A flip-up antenna folds into the back of the case, right above the internal speaker and grille. Along the right side of the Garmin Nüvi 350 are an SD (Secure Digital) card slot, a USB port, and a headphone jack. The Nüvi has 2GB of internal flash memory, half of which is dedicated to the user interface and detailed maps of North America. That leaves about 1GB of storage for digital photos, music, and Audible Book files. The Nüvi is recognized as a removal drive when connected to your PC's USB port, so you can drag and drop files easily into the unit's folders. Included with this Garmin GPS is a suction-cup mount that attaches to your car's windshield and a disc for mounting it on your dashboard; a 12-volt power adapter; a USB cable; and a small carrying case. You can charge the internal lithium-ion battery in your car with the 12-volt adapter or by plugging it into your PC's USB port.The Garmin Nüvi 350 is based on the SiRFstarIII GPS chip, which boasts fast satellite-acquisition times and improved GPS-signal reception in areas where the view of the sky may be partially blocked by dense foliage or tall buildings. In addition to voice-guided, turn-by-turn driving directions, this Garmin GPS offers all the usual features we've come to expect from today's crop of in-car navigation systems, including automatic routing, the ability to save your favorite locations, a detour function that recalculates your route when you veer off course, and 2D and 3D map views. It also has text-to-speech directions through which the actual street name is spoken, and you can hook up an optional FM traffic receiver to obtain real-time traffic alerts. Unfortunately, the receiver will set you back another $214 for the hardware, and there's a $60-per-year subscription fee.

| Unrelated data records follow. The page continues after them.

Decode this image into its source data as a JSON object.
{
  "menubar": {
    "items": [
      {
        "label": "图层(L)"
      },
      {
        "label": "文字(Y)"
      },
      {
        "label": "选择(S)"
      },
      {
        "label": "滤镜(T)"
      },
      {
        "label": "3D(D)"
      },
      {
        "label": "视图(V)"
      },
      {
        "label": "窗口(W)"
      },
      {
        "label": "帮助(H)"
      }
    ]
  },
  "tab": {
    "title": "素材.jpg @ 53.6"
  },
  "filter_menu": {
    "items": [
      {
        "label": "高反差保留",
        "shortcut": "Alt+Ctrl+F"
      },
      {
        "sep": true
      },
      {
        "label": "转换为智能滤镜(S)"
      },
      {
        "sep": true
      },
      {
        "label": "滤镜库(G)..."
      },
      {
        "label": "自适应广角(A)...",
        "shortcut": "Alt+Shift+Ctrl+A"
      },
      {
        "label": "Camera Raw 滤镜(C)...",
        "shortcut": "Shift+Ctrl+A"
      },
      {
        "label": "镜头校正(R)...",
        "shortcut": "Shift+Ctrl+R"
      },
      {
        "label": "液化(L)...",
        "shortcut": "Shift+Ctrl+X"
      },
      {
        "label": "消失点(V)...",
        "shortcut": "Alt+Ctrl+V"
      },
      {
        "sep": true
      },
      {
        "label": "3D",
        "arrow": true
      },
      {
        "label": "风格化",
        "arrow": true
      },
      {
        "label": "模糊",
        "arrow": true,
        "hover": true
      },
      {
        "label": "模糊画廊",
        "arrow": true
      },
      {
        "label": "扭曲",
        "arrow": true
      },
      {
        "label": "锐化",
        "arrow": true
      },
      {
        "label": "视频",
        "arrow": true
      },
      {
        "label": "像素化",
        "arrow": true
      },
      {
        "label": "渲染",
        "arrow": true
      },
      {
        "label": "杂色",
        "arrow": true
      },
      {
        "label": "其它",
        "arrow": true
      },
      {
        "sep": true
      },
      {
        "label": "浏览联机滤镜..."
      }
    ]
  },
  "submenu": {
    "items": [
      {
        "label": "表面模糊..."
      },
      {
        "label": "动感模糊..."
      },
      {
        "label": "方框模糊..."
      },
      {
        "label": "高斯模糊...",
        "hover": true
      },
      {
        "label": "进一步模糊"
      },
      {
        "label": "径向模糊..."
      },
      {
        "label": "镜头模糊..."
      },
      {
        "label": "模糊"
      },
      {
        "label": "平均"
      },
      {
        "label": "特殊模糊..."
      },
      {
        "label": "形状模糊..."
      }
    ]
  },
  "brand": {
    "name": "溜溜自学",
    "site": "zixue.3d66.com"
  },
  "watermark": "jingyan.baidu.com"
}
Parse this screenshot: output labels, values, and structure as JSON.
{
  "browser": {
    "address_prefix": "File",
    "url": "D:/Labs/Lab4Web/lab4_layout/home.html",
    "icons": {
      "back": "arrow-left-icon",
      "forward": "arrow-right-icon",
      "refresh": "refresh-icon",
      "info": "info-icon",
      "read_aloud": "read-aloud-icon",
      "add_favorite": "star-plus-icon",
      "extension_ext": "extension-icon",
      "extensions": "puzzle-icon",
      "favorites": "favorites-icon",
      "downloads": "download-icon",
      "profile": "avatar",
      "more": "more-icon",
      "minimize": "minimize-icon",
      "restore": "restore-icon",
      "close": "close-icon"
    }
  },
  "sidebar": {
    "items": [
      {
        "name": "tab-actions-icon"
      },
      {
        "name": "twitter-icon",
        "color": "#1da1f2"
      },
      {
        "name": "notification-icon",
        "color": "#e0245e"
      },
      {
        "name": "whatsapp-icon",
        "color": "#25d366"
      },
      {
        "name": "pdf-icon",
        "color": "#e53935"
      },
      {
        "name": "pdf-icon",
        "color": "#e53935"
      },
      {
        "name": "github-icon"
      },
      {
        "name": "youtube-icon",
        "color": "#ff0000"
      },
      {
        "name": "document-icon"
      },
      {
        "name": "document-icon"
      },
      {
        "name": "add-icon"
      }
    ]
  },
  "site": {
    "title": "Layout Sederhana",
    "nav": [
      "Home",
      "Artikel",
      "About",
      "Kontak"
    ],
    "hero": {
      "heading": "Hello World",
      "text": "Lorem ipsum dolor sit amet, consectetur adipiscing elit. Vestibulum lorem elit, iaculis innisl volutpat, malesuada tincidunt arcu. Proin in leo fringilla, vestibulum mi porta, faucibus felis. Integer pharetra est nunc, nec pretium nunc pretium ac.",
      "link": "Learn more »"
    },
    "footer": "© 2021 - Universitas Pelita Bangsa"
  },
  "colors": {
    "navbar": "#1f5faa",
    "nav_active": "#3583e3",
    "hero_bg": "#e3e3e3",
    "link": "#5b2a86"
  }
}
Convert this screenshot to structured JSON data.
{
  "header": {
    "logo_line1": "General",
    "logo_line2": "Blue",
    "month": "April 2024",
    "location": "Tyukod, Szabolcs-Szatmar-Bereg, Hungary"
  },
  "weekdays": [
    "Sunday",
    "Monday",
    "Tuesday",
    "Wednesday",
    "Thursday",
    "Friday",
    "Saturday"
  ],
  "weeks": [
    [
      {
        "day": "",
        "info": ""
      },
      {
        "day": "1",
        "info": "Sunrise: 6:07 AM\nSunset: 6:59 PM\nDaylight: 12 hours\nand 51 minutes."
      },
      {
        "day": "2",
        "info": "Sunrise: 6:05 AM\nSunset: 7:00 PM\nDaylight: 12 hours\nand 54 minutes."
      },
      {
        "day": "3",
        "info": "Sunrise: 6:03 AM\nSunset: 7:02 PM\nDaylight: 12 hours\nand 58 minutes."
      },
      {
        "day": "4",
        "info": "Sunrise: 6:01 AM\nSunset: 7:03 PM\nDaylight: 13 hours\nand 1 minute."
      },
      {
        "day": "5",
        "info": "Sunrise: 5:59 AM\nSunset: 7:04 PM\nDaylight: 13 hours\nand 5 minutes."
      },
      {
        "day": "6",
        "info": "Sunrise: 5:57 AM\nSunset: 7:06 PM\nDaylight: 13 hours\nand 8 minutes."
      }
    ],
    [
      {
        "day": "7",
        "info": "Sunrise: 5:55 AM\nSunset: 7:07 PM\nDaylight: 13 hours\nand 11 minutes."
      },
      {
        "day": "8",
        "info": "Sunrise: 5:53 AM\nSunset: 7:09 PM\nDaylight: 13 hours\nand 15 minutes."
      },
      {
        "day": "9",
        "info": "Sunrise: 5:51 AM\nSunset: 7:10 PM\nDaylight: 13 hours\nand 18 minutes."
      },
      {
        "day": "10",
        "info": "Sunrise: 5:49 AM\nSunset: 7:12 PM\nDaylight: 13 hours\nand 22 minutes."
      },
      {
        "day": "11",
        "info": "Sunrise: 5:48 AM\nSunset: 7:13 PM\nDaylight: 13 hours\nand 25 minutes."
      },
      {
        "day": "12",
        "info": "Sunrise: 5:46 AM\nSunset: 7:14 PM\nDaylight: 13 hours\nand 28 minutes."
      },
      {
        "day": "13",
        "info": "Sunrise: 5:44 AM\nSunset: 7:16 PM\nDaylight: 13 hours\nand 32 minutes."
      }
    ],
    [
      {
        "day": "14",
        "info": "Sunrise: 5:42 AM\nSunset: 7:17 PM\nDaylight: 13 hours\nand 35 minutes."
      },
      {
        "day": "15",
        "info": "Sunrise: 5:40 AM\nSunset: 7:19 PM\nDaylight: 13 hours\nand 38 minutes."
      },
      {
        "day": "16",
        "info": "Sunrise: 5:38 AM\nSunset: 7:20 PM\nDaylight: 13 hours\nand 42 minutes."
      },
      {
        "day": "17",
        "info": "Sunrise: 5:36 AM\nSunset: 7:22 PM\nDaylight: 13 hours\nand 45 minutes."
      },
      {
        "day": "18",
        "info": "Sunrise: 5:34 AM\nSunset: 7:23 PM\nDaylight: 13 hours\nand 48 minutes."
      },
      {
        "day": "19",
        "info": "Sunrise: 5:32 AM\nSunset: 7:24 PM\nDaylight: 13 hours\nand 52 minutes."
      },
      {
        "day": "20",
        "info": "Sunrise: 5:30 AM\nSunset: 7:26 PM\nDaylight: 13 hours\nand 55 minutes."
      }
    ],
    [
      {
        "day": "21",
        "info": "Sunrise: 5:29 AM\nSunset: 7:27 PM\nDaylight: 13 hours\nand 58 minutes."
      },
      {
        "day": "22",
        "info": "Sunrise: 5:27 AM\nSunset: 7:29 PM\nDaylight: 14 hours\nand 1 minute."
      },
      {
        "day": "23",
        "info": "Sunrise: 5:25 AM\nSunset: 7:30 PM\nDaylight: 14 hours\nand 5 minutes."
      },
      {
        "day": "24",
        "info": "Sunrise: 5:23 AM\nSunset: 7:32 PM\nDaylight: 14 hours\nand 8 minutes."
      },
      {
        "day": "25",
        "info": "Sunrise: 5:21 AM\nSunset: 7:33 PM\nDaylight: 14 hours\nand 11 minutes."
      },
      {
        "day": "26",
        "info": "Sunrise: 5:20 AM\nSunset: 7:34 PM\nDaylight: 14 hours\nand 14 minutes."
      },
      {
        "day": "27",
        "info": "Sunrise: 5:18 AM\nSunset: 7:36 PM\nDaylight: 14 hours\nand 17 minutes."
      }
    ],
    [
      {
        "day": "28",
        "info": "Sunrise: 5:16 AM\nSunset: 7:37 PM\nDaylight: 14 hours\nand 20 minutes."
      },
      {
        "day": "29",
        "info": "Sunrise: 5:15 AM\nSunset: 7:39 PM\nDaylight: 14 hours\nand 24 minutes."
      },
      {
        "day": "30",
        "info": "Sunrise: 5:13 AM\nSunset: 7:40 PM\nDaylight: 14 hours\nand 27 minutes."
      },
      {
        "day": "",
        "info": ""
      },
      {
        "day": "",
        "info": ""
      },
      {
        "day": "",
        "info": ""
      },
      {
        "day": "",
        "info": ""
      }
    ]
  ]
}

Using the Garmin Nüvi 350 is a snap. The main screen consists of three selections: Where To, View Map, and Travel Kit. The Where To page lets you search for destinations from a massive points-of-interest (POI) database, including food, lodging, and transit establishments. You can also enter an address, spell a name, and select a specific intersection, or you can simply tap a point on the map to create a route from your current position. The View Map page displays your location on the map, as well as your heading, speed, and estimated time of arrival to your destination. Two touch buttons let you zoom in and out of the current map view, and a text bar along the top of the screen displays upcoming street names and turns. Touching the text bar brings up a written list of upcoming turns along your route. Likewise, the ETA/speed box opens up a trip-information page that displays an odometer, distance traveled, total travel time, maximum speed, and current speed.
The Travel Kit feature is what separates the Garmin Nüvi 350 from virtually every other GPS system out there, but be prepared to shell out even more money to take full advantage of it. For an additional $75, you can purchase the Language Guide SD card, which lets you translate words and entire phrases in nine different languages. Phrases can be translated from a list of categories such as recreation, food and drink, accommodations, and transportation. You can even have the Nüvi translate common problem phrases such as "Can you get me to a doctor?" and "Have you got anything for a hangover?" The language translations, which include two English dialects, two Portuguese dialects, two Spanish dialects, French, German, and Italian, are displayed in text form and can be spoken by the Nüvi's text-to-speech interface.